No they are not perpendicular.

Perpendicular lines have slopes that are negative reciprocals of each other.

PQ slope = -12 - -10/-5 --8 = -2/3

RS slope = -5 - -6/17 -9 = 1/8

Slope are not negative reciprocals - the lines are not perpendicular.
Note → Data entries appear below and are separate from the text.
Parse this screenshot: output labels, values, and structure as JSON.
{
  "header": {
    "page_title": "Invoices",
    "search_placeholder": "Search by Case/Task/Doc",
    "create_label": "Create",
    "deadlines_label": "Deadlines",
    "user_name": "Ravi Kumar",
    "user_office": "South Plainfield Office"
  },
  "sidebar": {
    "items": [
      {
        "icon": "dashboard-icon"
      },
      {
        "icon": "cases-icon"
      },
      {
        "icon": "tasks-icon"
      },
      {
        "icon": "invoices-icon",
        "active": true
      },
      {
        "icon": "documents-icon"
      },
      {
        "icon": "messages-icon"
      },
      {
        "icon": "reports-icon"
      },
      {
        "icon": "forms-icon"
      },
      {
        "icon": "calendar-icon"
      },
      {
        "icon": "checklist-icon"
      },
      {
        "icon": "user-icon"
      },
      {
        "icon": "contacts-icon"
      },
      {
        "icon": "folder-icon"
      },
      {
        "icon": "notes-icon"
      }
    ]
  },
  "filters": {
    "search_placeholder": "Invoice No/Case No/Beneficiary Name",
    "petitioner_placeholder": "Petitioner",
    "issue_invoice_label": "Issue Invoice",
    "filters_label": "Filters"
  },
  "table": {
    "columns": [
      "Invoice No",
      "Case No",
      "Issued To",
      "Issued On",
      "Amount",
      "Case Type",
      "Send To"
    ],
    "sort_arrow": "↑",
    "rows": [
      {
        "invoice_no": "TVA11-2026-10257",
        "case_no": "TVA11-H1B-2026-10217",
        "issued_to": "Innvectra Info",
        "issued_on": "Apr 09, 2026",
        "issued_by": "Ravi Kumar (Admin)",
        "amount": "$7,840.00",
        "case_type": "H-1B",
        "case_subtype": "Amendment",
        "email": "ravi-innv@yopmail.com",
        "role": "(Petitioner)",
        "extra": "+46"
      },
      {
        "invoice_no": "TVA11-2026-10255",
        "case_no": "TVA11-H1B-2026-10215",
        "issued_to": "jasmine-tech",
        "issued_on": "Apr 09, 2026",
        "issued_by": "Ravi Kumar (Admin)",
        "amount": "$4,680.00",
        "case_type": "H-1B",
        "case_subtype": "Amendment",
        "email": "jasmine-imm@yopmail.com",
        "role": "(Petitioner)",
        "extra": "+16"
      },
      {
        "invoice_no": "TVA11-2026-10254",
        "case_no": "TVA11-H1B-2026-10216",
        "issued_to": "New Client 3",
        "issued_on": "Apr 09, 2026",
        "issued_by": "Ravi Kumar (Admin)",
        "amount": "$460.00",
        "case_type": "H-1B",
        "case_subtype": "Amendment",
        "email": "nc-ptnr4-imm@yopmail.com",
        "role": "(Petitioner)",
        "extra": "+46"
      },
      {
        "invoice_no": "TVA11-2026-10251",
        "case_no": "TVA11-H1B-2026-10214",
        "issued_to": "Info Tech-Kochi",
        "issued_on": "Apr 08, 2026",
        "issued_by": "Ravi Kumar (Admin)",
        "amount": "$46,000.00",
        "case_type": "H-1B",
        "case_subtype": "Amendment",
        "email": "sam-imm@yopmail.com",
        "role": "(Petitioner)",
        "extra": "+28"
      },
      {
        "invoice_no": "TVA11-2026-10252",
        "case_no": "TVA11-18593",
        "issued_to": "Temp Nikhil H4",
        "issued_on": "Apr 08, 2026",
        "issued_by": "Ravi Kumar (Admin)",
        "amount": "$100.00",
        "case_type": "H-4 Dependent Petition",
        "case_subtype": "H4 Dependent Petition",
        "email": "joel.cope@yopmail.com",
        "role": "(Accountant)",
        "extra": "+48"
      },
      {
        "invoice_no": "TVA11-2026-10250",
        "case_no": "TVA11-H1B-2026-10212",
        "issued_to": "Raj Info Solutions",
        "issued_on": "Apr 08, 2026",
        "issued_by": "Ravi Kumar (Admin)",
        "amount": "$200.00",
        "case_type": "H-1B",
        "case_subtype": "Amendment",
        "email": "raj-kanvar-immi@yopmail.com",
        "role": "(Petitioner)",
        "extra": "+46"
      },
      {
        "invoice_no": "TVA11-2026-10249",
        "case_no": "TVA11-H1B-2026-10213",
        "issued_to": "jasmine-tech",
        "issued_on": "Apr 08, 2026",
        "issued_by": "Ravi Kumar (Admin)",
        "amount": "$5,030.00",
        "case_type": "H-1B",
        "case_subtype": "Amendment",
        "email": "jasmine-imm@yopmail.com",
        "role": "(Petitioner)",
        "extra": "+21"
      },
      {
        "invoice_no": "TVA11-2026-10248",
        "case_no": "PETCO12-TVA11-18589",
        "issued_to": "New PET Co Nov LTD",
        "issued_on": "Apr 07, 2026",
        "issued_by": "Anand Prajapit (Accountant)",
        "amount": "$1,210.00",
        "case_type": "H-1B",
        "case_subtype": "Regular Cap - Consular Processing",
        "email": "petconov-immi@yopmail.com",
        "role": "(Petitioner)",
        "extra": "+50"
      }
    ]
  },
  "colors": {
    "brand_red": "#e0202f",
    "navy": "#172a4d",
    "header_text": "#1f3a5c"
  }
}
Slope formula is m = y2 - y1/x2 - x1

Use this to determine slope.

For example if the the slope of RS was 3/2 - the lines would be perpendicular.

Answer 2

we dunno, hmmm let's check for the slope for PQ

`P(\stackrel{x_1}{-8}~,~\stackrel{y_1}{-10})\qquad Q(\stackrel{x_2}{-5}~,~\stackrel{y_2}{-12}) \\\\\\ \stackrel{slope}{m}\implies \cfrac{\stackrel{\textit{\large rise}} {\stackrel{y_2}{-12}-\stackrel{y1}{(-10)}}}{\underset{\textit{\large run}} {\underset{x_2}{-5}-\underset{x_1}{(-8)}}} \implies \cfrac{-12 +10}{-5 +8} \implies \cfrac{ -2 }{ 3 } \implies - \cfrac{2 }{ 3 }`

keeping in mind that perpendicular lines have negative reciprocal slopes, then if both are truly perpendicular, then line RS will have a slope of

`\stackrel{~\hspace{5em}\textit{perpendicular lines have \underline{negative reciprocal} slopes}~\hspace{5em}} {\stackrel{slope}{ \cfrac{-2}{3}} ~\hfill \stackrel{reciprocal}{\cfrac{3}{-2}} ~\hfill \stackrel{negative~reciprocal}{-\cfrac{3}{-2} \implies \cfrac{3}{ 2 }}}`

let's see if that's true

`R(\stackrel{x_1}{9}~,~\stackrel{y_1}{-6})\qquad S(\stackrel{x_2}{17}~,~\stackrel{y_2}{-5}) \\\\\\ \stackrel{slope}{m}\implies \cfrac{\stackrel{\textit{\large rise}} {\stackrel{y_2}{-5}-\stackrel{y1}{(-6)}}}{\underset{\textit{\large run}} {\underset{x_2}{17}-\underset{x_1}{9}}} \implies \cfrac{-5 +6}{8} \implies \cfrac{ 1 }{ 8 } ~~ \bigotimes ~~ \textit{not perpendicular}`